For clients with a genuine intelligence function we run them together: MISP as the collection and sharing hub, OpenCTI as the analytical layer pulling from it, sitting alongside Wazuh and Suricata for detection. The platforms are free. The expertise to model intelligence well, curate feeds, and keep the integration healthy is the part that actually costs something, and it is the part that decides whether either tool delivers value or just accumulates data nobody reads.

If you would rather have that capability without building the in-house expertise to run it, that is exactly what our team can help with. Tell us what you are trying to achieve and we will tell you honestly whether you need one platform, both, or neither yet.

Frequently Asked Questions

Is OpenCTI a replacement for MISP?

No. They solve different problems. MISP is built for collecting and sharing indicators inside trust communities; OpenCTI is built for modelling and analysing the relationships between threats. OpenCTI can ingest from MISP, but it does not replace MISP's sharing role.
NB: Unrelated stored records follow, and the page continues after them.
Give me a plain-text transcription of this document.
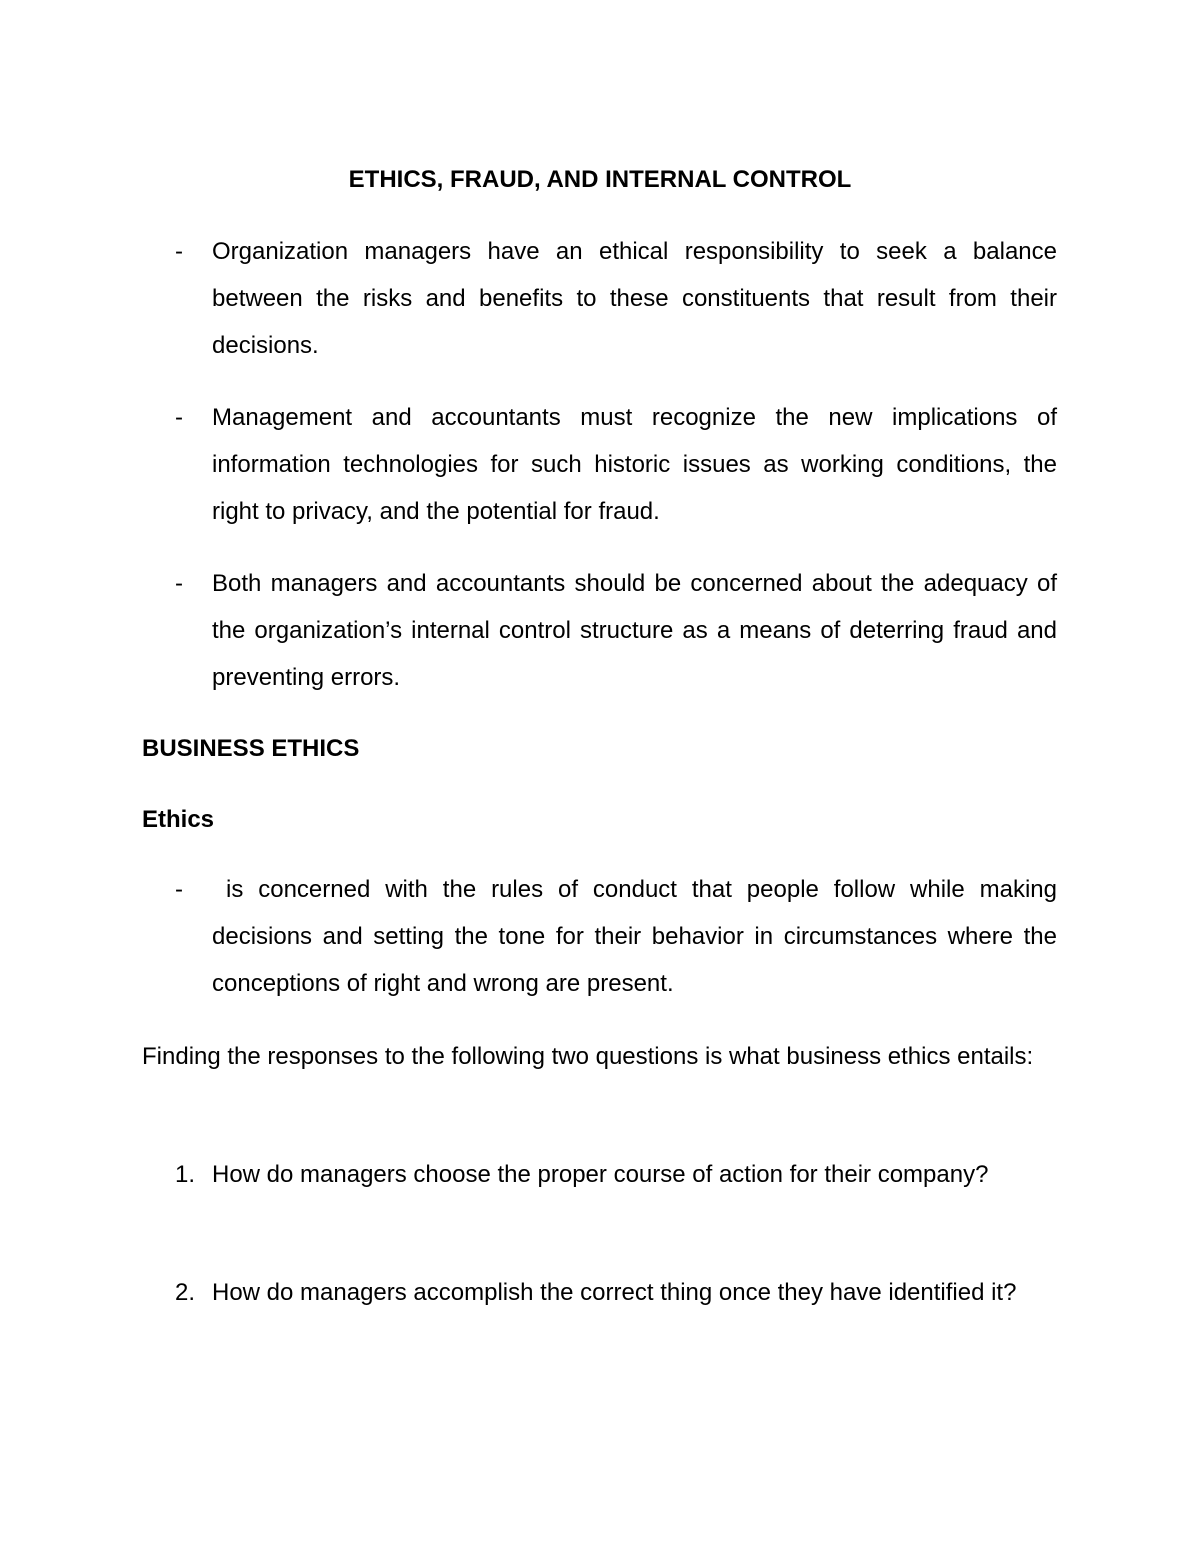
ETHICS, FRAUD, AND INTERNAL CONTROL
-	Organization managers have an ethical responsibility to seek a balance between the risks and benefits to these constituents that result from their decisions.
-	Management and accountants must recognize the new implications of information technologies for such historic issues as working conditions, the right to privacy, and the potential for fraud.
-	Both managers and accountants should be concerned about the adequacy of the organization’s internal control structure as a means of deterring fraud and preventing errors.
BUSINESS ETHICS
Ethics
-	is concerned with the rules of conduct that people follow while making decisions and setting the tone for their behavior in circumstances where the conceptions of right and wrong are present.

Finding the responses to the following two questions is what business ethics entails:

1. How do managers choose the proper course of action for their company?
2. How do managers accomplish the correct thing once they have identified it?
Can MISP and OpenCTI work together?

Yes, and it is the common pattern. OpenCTI ships a MISP connector that pulls events and indicators on a schedule, so MISP stays the sharing and collection layer while OpenCTI provides the analytical knowledge graph on top.

Which is harder to learn?

OpenCTI has the steeper conceptual model because of STIX 2.1 and the graph approach. MISP's indicator-and-event structure is simpler to grasp, though both reward proper training. OpenCTI is also heavier to operate, since it depends on Elasticsearch, Redis, RabbitMQ, and MinIO.

Which should a small team deploy first?

If your need is feeding indicators into detection and sharing with partners, start with MISP. If your need is analysing actors and campaigns and mapping coverage to MITRE ATT&CK, start with OpenCTI. Teams with a full threat-intelligence function usually end up running both.